I got into a brief discussion on the blog of Rob Cosgrave on the education for military leaders. I thought about the topic again reading this book. Of course, both the British and the French at the time of the war appointed their senior officers from the aristocracy, often selling the commissions. In both cases they sent troops from Europe to fight in America and especially they sent the senior officers from Europe. Often the aristocratic senior officers know little and thought less of the colonists and less of the Native Americans. They knew little of the terrain and cared little for the tactics that had evolved here. As a result they made huge and costly errors. Edward Braddock, the first British commander during the war, for example, quickly after starting his first campaign led his forces into an ambush by the French and Indians where the British forces were routed and Braddock was killed. Compare Braddock with David Petraeus in Afghanistan who knows that he has to understand Afghani culture and society to successfully lead the allied forces in the war, and who has not only studied the tactics used in insurgencies in the past but has literally written the book on them.
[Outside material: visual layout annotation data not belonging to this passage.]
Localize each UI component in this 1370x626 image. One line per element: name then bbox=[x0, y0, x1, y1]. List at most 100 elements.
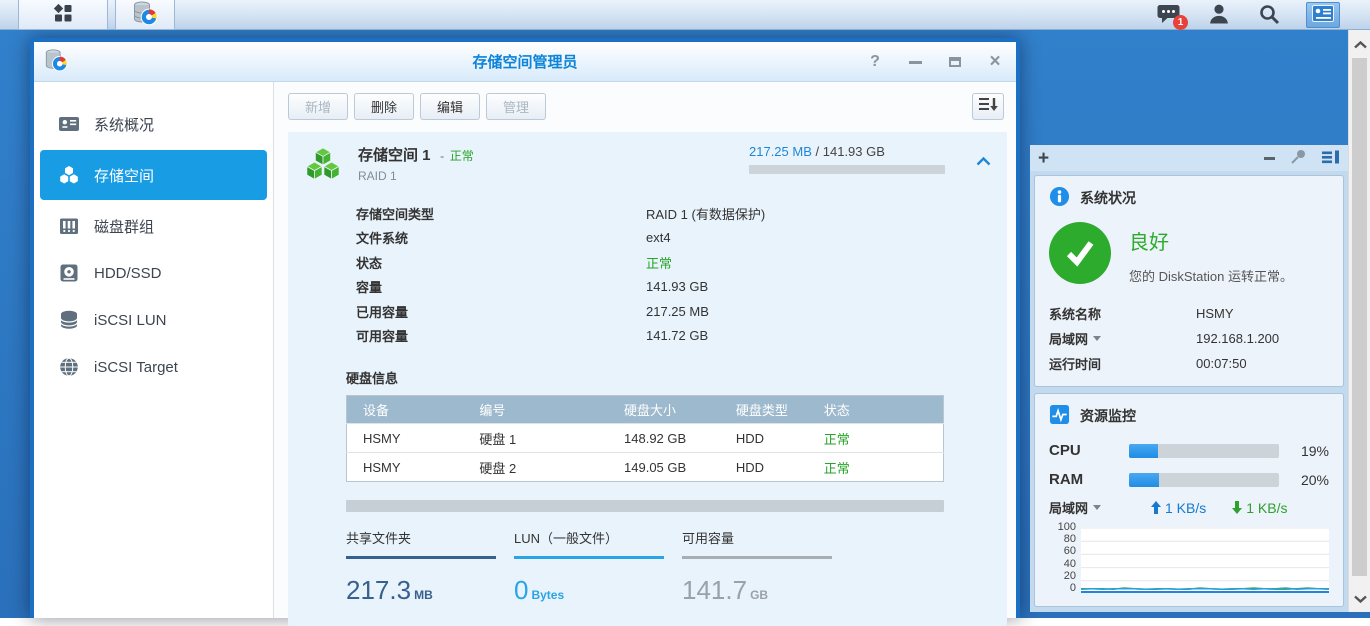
cell-device: HSMY bbox=[347, 453, 464, 482]
collapse-widgets-button[interactable] bbox=[1264, 157, 1275, 160]
lan-row: 局域网 192.168.1.200 bbox=[1049, 326, 1329, 351]
cpu-row: CPU 19% bbox=[1049, 438, 1329, 463]
maximize-button[interactable] bbox=[946, 53, 964, 71]
minimize-button[interactable] bbox=[906, 53, 924, 71]
ram-row: RAM 20% bbox=[1049, 467, 1329, 492]
col-status: 状态 bbox=[808, 396, 944, 424]
page-scrollbar[interactable] bbox=[1348, 30, 1370, 612]
row-value: HSMY bbox=[1196, 306, 1234, 321]
disk-group-icon bbox=[58, 215, 80, 237]
sort-button[interactable] bbox=[972, 93, 1004, 120]
stat-underline bbox=[682, 556, 832, 559]
disk-row-2[interactable]: HSMY 硬盘 2 149.05 GB HDD 正常 bbox=[347, 453, 944, 482]
window-titlebar[interactable]: 存储空间管理员 ? × bbox=[34, 42, 1016, 82]
lan-dropdown[interactable]: 局域网 bbox=[1049, 498, 1129, 517]
widgets-icon bbox=[1312, 5, 1334, 25]
row-label: 运行时间 bbox=[1049, 354, 1196, 373]
network-row: 局域网 1 KB/s 1 KB/s bbox=[1049, 498, 1329, 517]
cell-number: 硬盘 1 bbox=[463, 424, 608, 453]
widget-panel: + 系统状况 bbox=[1030, 145, 1348, 612]
edit-button[interactable]: 编辑 bbox=[420, 93, 480, 120]
widget-title: 系统状况 bbox=[1080, 188, 1136, 208]
sidebar-item-label: HDD/SSD bbox=[94, 265, 162, 282]
storage-manager-taskbar-button[interactable] bbox=[115, 0, 175, 30]
detail-label: 已用容量 bbox=[356, 302, 646, 321]
overview-icon bbox=[58, 113, 80, 135]
sidebar-item-label: iSCSI Target bbox=[94, 359, 178, 376]
add-widget-button[interactable]: + bbox=[1038, 149, 1049, 168]
stat-label: 共享文件夹 bbox=[346, 528, 496, 547]
detail-label: 状态 bbox=[356, 253, 646, 272]
uptime-row: 运行时间 00:07:50 bbox=[1049, 351, 1329, 376]
user-menu-button[interactable] bbox=[1206, 2, 1232, 28]
volume-name-sep: - bbox=[440, 149, 444, 163]
sidebar-item-iscsi-lun[interactable]: iSCSI LUN bbox=[40, 299, 267, 341]
dock-panel-icon[interactable] bbox=[1321, 148, 1340, 169]
col-device: 设备 bbox=[347, 396, 464, 424]
resource-monitor-icon bbox=[1049, 404, 1070, 428]
sort-icon bbox=[978, 96, 998, 117]
sidebar-item-label: 系统概况 bbox=[94, 114, 154, 135]
detail-value: 141.93 GB bbox=[646, 279, 708, 294]
storage-manager-window: 存储空间管理员 ? × 系统概况 bbox=[30, 38, 1020, 618]
usage-slash: / bbox=[816, 144, 820, 159]
widget-panel-toggle[interactable] bbox=[1306, 2, 1340, 28]
main-menu-button[interactable] bbox=[18, 0, 108, 30]
taskbar: 1 bbox=[0, 0, 1370, 30]
manage-button[interactable]: 管理 bbox=[486, 93, 546, 120]
detail-value: 217.25 MB bbox=[646, 304, 709, 319]
cpu-label: CPU bbox=[1049, 442, 1129, 459]
row-label: 局域网 bbox=[1049, 329, 1088, 348]
sidebar-item-diskgroup[interactable]: 磁盘群组 bbox=[40, 205, 267, 247]
detail-value: ext4 bbox=[646, 230, 671, 245]
sidebar: 系统概况 存储空间 磁盘群组 bbox=[34, 82, 274, 618]
detail-label: 文件系统 bbox=[356, 228, 646, 247]
stat-label: 可用容量 bbox=[682, 528, 832, 547]
cpu-value: 19% bbox=[1301, 443, 1329, 459]
scroll-up-button[interactable] bbox=[1349, 34, 1370, 56]
collapse-chevron-icon[interactable] bbox=[976, 154, 991, 169]
main-menu-icon bbox=[52, 2, 74, 27]
volume-card: 存储空间 1 - 正常 RAID 1 217.25 MB / 141.93 GB bbox=[288, 132, 1007, 626]
stat-unit: MB bbox=[414, 588, 433, 602]
help-button[interactable]: ? bbox=[866, 53, 884, 71]
search-icon bbox=[1258, 3, 1280, 28]
cell-size: 148.92 GB bbox=[608, 424, 720, 453]
create-button[interactable]: 新增 bbox=[288, 93, 348, 120]
cell-status: 正常 bbox=[808, 424, 944, 453]
toolbar: 新增 删除 编辑 管理 bbox=[274, 82, 1016, 128]
row-value: 00:07:50 bbox=[1196, 356, 1247, 371]
notification-badge: 1 bbox=[1173, 15, 1188, 30]
volume-total: 141.93 GB bbox=[823, 144, 885, 159]
close-button[interactable]: × bbox=[986, 53, 1004, 71]
network-chart: 100 80 60 40 20 0 bbox=[1049, 527, 1329, 594]
sidebar-item-overview[interactable]: 系统概况 bbox=[40, 103, 267, 145]
row-label: 系统名称 bbox=[1049, 304, 1196, 323]
health-ok-icon bbox=[1049, 222, 1111, 284]
volume-raid-type: RAID 1 bbox=[358, 169, 474, 183]
col-number: 编号 bbox=[463, 396, 608, 424]
iscsi-target-icon bbox=[58, 356, 80, 378]
scroll-down-button[interactable] bbox=[1349, 588, 1370, 610]
delete-button[interactable]: 删除 bbox=[354, 93, 414, 120]
capacity-stats: 共享文件夹 217.3MB LUN（一般文件） 0Bytes 可用容量 141.… bbox=[346, 528, 1007, 606]
lan-dropdown[interactable]: 局域网 bbox=[1049, 329, 1196, 348]
sidebar-item-iscsi-target[interactable]: iSCSI Target bbox=[40, 346, 267, 388]
cell-number: 硬盘 2 bbox=[463, 453, 608, 482]
sidebar-item-hdd[interactable]: HDD/SSD bbox=[40, 252, 267, 294]
stat-unit: Bytes bbox=[531, 588, 564, 602]
hdd-icon bbox=[58, 262, 80, 284]
cell-status: 正常 bbox=[808, 453, 944, 482]
row-value: 192.168.1.200 bbox=[1196, 331, 1279, 346]
scrollbar-thumb[interactable] bbox=[1352, 58, 1367, 576]
chart-y-axis: 100 80 60 40 20 0 bbox=[1049, 522, 1081, 594]
sidebar-item-volume[interactable]: 存储空间 bbox=[40, 150, 267, 200]
search-button[interactable] bbox=[1256, 2, 1282, 28]
volume-header[interactable]: 存储空间 1 - 正常 RAID 1 217.25 MB / 141.93 GB bbox=[288, 132, 1007, 191]
notifications-button[interactable]: 1 bbox=[1156, 2, 1182, 28]
volume-details: 存储空间类型RAID 1 (有数据保护) 文件系统ext4 状态正常 容量141… bbox=[288, 191, 1007, 348]
volume-usage-bar bbox=[749, 165, 945, 174]
lan-label: 局域网 bbox=[1049, 498, 1088, 517]
pin-icon[interactable] bbox=[1289, 148, 1307, 169]
disk-row-1[interactable]: HSMY 硬盘 1 148.92 GB HDD 正常 bbox=[347, 424, 944, 453]
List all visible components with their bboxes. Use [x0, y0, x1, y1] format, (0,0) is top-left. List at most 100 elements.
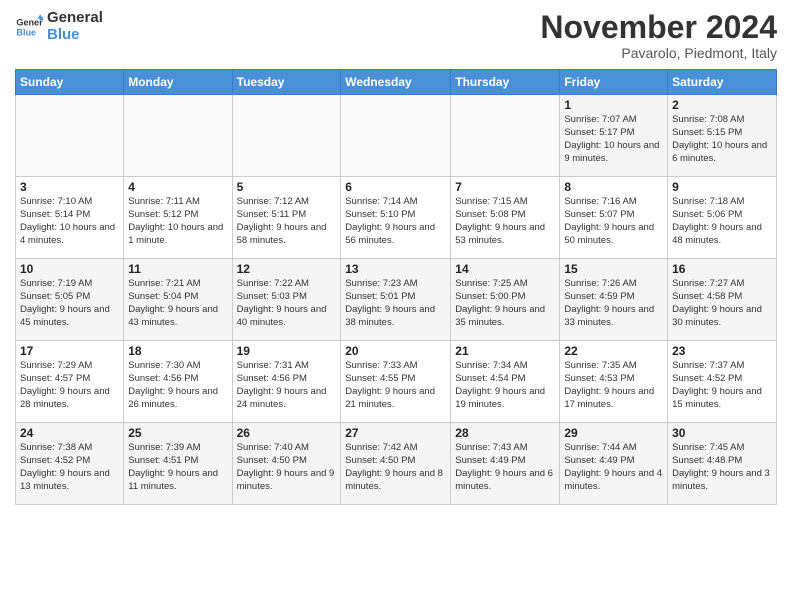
calendar-row-1: 3Sunrise: 7:10 AM Sunset: 5:14 PM Daylig…	[16, 177, 777, 259]
calendar-cell: 21 Sunrise: 7:34 AM Sunset: 4:54 PM Dayli…	[451, 341, 560, 423]
calendar-cell: 19 Sunrise: 7:31 AM Sunset: 4:56 PM Dayli…	[232, 341, 341, 423]
col-tuesday: Tuesday	[232, 70, 341, 95]
col-wednesday: Wednesday	[341, 70, 451, 95]
col-sunday: Sunday	[16, 70, 124, 95]
calendar-cell	[341, 95, 451, 177]
day-number: 14	[455, 262, 555, 276]
day-info: Sunrise: 7:44 AM Sunset: 4:49 PM Dayligh…	[564, 442, 663, 493]
day-number: 3	[20, 180, 119, 194]
day-info: Sunrise: 7:42 AM Sunset: 4:50 PM Dayligh…	[345, 442, 446, 493]
calendar-cell: 13 Sunrise: 7:23 AM Sunset: 5:01 PM Dayli…	[341, 259, 451, 341]
col-saturday: Saturday	[668, 70, 777, 95]
day-info: Sunrise: 7:07 AM Sunset: 5:17 PM Dayligh…	[564, 114, 663, 165]
day-info: Sunrise: 7:08 AM Sunset: 5:15 PM Dayligh…	[672, 114, 772, 165]
day-info: Sunrise: 7:30 AM Sunset: 4:56 PM Dayligh…	[128, 360, 227, 411]
day-info: Sunrise: 7:26 AM Sunset: 4:59 PM Dayligh…	[564, 278, 663, 329]
day-info: Sunrise: 7:45 AM Sunset: 4:48 PM Dayligh…	[672, 442, 772, 493]
calendar-row-3: 17Sunrise: 7:29 AM Sunset: 4:57 PM Dayli…	[16, 341, 777, 423]
calendar-cell: 29 Sunrise: 7:44 AM Sunset: 4:49 PM Dayli…	[560, 423, 668, 505]
day-number: 13	[345, 262, 446, 276]
day-info: Sunrise: 7:34 AM Sunset: 4:54 PM Dayligh…	[455, 360, 555, 411]
day-number: 23	[672, 344, 772, 358]
day-info: Sunrise: 7:39 AM Sunset: 4:51 PM Dayligh…	[128, 442, 227, 493]
col-monday: Monday	[124, 70, 232, 95]
day-number: 22	[564, 344, 663, 358]
calendar-header-row: Sunday Monday Tuesday Wednesday Thursday…	[16, 70, 777, 95]
day-info: Sunrise: 7:18 AM Sunset: 5:06 PM Dayligh…	[672, 196, 772, 247]
col-thursday: Thursday	[451, 70, 560, 95]
day-info: Sunrise: 7:37 AM Sunset: 4:52 PM Dayligh…	[672, 360, 772, 411]
day-number: 11	[128, 262, 227, 276]
day-number: 7	[455, 180, 555, 194]
day-info: Sunrise: 7:12 AM Sunset: 5:11 PM Dayligh…	[237, 196, 337, 247]
day-info: Sunrise: 7:33 AM Sunset: 4:55 PM Dayligh…	[345, 360, 446, 411]
calendar-row-2: 10 Sunrise: 7:19 AM Sunset: 5:05 PM Dayli…	[16, 259, 777, 341]
calendar-cell	[124, 95, 232, 177]
calendar-cell: 5 Sunrise: 7:12 AM Sunset: 5:11 PM Daylig…	[232, 177, 341, 259]
day-info: Sunrise: 7:27 AM Sunset: 4:58 PM Dayligh…	[672, 278, 772, 329]
calendar-cell: 11Sunrise: 7:21 AM Sunset: 5:04 PM Dayli…	[124, 259, 232, 341]
day-number: 4	[128, 180, 227, 194]
day-number: 15	[564, 262, 663, 276]
day-number: 9	[672, 180, 772, 194]
day-number: 20	[345, 344, 446, 358]
month-title: November 2024	[540, 10, 777, 45]
day-number: 27	[345, 426, 446, 440]
day-info: Sunrise: 7:25 AM Sunset: 5:00 PM Dayligh…	[455, 278, 555, 329]
calendar-cell: 28Sunrise: 7:43 AM Sunset: 4:49 PM Dayli…	[451, 423, 560, 505]
day-info: Sunrise: 7:23 AM Sunset: 5:01 PM Dayligh…	[345, 278, 446, 329]
day-number: 17	[20, 344, 119, 358]
calendar-cell: 14 Sunrise: 7:25 AM Sunset: 5:00 PM Dayli…	[451, 259, 560, 341]
day-info: Sunrise: 7:31 AM Sunset: 4:56 PM Dayligh…	[237, 360, 337, 411]
calendar-cell: 7 Sunrise: 7:15 AM Sunset: 5:08 PM Daylig…	[451, 177, 560, 259]
calendar-cell: 26 Sunrise: 7:40 AM Sunset: 4:50 PM Dayli…	[232, 423, 341, 505]
calendar-cell: 9 Sunrise: 7:18 AM Sunset: 5:06 PM Daylig…	[668, 177, 777, 259]
title-block: November 2024 Pavarolo, Piedmont, Italy	[540, 10, 777, 61]
calendar-cell: 30 Sunrise: 7:45 AM Sunset: 4:48 PM Dayli…	[668, 423, 777, 505]
day-number: 10	[20, 262, 119, 276]
calendar-table: Sunday Monday Tuesday Wednesday Thursday…	[15, 69, 777, 505]
calendar-cell: 20 Sunrise: 7:33 AM Sunset: 4:55 PM Dayli…	[341, 341, 451, 423]
day-info: Sunrise: 7:16 AM Sunset: 5:07 PM Dayligh…	[564, 196, 663, 247]
day-info: Sunrise: 7:15 AM Sunset: 5:08 PM Dayligh…	[455, 196, 555, 247]
day-number: 29	[564, 426, 663, 440]
calendar-row-0: 1 Sunrise: 7:07 AM Sunset: 5:17 PM Daylig…	[16, 95, 777, 177]
calendar-row-4: 24 Sunrise: 7:38 AM Sunset: 4:52 PM Dayli…	[16, 423, 777, 505]
col-friday: Friday	[560, 70, 668, 95]
calendar-cell: 6Sunrise: 7:14 AM Sunset: 5:10 PM Daylig…	[341, 177, 451, 259]
day-number: 2	[672, 98, 772, 112]
calendar-cell: 3Sunrise: 7:10 AM Sunset: 5:14 PM Daylig…	[16, 177, 124, 259]
calendar-cell: 22 Sunrise: 7:35 AM Sunset: 4:53 PM Dayli…	[560, 341, 668, 423]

While the outcome of the war in Afghanistan has not yet been determined, I do not for a moment imagine that Petraeus will make stupid blunders such as some of those made by Braddock and his contemporaries in the French and Indian War.

The book provides a perspective on George Washington that was new to me. For example, it pointed out that he had some 45,000 acres of land expropriated by the British just before the Revolution, suggesting that he may have had some personal anger driving his fight against the English. I also wonder whether his experience in the French and Indian War did not influence his sending of a punitive expedition against the Native Americans during the Revolution, an expedition that set precedents for the ethnic cleansing of Native Americans from the eastern United States in the first decades of the nation's history.

In any case, I recommend the book as a brief, readable history that may change your view of American history in the 1750s.